I am reading *Godel, Escher, Bach: An Eternal Golden Braid* by Douglas R. Hofstadter. First published in 1979, the author discusses various systems – mathematical, visual and musical, which somehow manage to talk about themselves. This self-reference, says the author, is one of the key ingredients for intelligence.

Much of the book so far has been taken up with explaining some key elements of number theory, and Hofstadter includes lengthy digressions on programming, and loops of operations nested within others. It inspired me to find a BBC BASIC emulator and write a little programme that finds prime numbers. Here is what I came up with:

`10 CLS`

20 PRINT "LIMIT";

30 INPUT L

40 FOR N = 3 TO L

50 FOR D = 2 TO (N-1)

60 IF N/D=INT(N/D) THEN GOTO 100

70 NEXT D

80 PRINT N;

90 GOTO 110

100 PRINT ".";

110 NEXT N

120 END

This programme asks you for a number, and it will search for prime numbers up to and including the number you give. If it finds a prime, it prints it, otherwise it just prints a dot. I chose this method of output so that one has a visual representation of how primes are distributed throughout the natural numbers, and it is easy to spot Twin Primes.

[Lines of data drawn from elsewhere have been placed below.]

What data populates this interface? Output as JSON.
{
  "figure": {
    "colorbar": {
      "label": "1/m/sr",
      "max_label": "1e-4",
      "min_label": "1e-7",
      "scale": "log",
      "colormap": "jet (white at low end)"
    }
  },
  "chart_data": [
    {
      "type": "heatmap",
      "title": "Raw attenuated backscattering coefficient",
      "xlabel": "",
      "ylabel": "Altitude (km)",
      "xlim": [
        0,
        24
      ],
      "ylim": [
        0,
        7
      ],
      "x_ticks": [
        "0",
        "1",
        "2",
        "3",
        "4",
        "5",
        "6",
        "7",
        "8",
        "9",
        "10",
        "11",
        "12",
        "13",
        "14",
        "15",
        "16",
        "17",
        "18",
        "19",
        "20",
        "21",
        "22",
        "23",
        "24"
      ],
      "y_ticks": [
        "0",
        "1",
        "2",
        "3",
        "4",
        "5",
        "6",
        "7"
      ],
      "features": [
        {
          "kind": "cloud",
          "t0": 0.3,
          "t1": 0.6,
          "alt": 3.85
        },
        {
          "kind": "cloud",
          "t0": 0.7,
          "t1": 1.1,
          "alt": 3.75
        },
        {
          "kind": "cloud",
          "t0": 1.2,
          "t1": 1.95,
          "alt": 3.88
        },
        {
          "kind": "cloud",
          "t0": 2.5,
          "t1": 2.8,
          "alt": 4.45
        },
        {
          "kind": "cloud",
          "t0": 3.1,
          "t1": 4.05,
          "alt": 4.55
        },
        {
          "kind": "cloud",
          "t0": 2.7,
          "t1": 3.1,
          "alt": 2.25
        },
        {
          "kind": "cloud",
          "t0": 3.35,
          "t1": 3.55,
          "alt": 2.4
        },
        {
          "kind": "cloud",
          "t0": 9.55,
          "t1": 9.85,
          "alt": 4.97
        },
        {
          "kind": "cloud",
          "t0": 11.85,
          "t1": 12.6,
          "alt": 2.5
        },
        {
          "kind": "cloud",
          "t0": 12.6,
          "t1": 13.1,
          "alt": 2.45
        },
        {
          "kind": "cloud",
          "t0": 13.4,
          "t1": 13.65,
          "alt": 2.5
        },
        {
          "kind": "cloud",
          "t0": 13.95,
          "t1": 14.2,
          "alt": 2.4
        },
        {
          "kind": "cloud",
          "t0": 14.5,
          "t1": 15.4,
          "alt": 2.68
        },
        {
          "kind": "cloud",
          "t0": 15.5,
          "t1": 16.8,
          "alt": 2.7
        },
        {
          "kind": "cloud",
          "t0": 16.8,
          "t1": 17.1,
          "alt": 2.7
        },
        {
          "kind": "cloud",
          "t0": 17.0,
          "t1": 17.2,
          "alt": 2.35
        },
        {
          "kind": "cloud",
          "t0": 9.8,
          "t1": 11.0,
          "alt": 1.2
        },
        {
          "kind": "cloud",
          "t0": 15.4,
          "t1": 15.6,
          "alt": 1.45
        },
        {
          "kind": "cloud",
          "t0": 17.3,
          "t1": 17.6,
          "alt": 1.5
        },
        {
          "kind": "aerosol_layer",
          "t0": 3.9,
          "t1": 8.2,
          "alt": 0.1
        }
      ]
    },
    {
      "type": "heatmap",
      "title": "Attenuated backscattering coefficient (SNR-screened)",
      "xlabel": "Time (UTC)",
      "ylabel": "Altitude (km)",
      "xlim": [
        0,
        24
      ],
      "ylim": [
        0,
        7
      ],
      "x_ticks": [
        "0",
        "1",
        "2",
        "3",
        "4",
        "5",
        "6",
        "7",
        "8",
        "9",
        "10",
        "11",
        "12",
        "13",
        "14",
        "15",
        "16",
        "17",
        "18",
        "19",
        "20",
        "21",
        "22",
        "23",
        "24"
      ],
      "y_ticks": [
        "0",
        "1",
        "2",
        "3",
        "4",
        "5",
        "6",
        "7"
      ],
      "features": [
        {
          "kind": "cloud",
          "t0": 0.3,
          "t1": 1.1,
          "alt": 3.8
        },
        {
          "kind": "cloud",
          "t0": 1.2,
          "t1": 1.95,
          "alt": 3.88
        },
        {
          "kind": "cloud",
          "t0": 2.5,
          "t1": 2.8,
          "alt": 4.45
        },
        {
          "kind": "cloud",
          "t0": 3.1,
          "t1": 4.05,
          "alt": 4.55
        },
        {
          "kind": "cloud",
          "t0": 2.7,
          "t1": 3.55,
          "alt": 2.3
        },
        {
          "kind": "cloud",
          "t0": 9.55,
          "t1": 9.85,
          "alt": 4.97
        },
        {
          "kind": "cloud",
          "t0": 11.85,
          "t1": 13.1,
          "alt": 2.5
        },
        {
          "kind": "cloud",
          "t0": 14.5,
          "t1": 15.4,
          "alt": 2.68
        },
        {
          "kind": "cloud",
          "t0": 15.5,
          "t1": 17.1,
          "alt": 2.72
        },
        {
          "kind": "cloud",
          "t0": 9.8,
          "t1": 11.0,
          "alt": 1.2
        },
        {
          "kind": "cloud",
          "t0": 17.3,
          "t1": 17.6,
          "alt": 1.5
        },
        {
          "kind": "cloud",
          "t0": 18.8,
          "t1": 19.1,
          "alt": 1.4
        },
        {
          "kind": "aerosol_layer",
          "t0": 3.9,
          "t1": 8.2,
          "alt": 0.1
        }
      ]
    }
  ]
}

Since we’re thinking about self-reference, I might as well make an observations about this post, which is that it will probably succeed in alienating everyone. Those with no interest in maths and coding will likely think I am being terribly geeky. Meanwhile, those who *do* take an interest in such things will scoff at the incredible simplicity of my coding ambitions. Already one wag in the office has asked me why I don’t print all the discovered primes in an array…

In psychology also the ability of the brain/mind to represent itself is what gives rise to self-awareness, aka consciousness. You may also enjoy Metamagical Themas, if you haven’t already, which has some mind-boggling self-referential stuff.

There are some prime-number programs in BBC BASIC here:

https://groups.yahoo.com/neo/groups/bb4w/files/Mathematics/

including one which claims to find the first 26,355,867 primes in about a minute.

Thanks, I like the prog.

have you tried a bingo program to pick out 12 unique numbers from 1 to 90 and then print them out in order (as a matrix complete with a box for each number. ie like on large square graph paper? Of course you need to check that your number generator will never – ever pick out the same numbers again!

On line 40 add “step 2” to the end. This will skip all even numbers and speed up the search. (There arnt any even prime numbers, as they can all be decided by 2)

How we can print series 2,5,10,………101

In addition to BB’s step of 2 (so you skip testing for even numbers). Wouldn’t you only need to test the first half of the numbers… (e.g. if trying to see if 347 is a prime you only need to test up to 173. As any number higher than 1/2 the test value would not evenly divisible)?

If using integer basic you can use the MOD function which should save one math test in line 60 and save a few cycles:

10 CLS

20 PRINT “LIMIT “;

30 INPUT L

40 FOR N=3 TO L STEP 2

50 FOR D=2 TO (N/2)+1

60 IF N MOD D=0 THEN GOTO 100

70 NEXT D

80 PRINT N;”.”;

90 GOTO 110

100 PRINT “..”;

110 NEXT N

120 END

I for got to add the Step 2 to line 50:

FOR D=3 TO (N/2)+1 STEP 2

First 100 primes:

1 FOR N = 2 TO 542

2 FOR D = 2 TO (N-1)

3 IF N/D = INT(N/D) THEN

4 GOTO 8

5 END IF

6 NEXT D

7 PRINT N;

8 NEXT N

Any idea to make it shorter?

Thanks in advance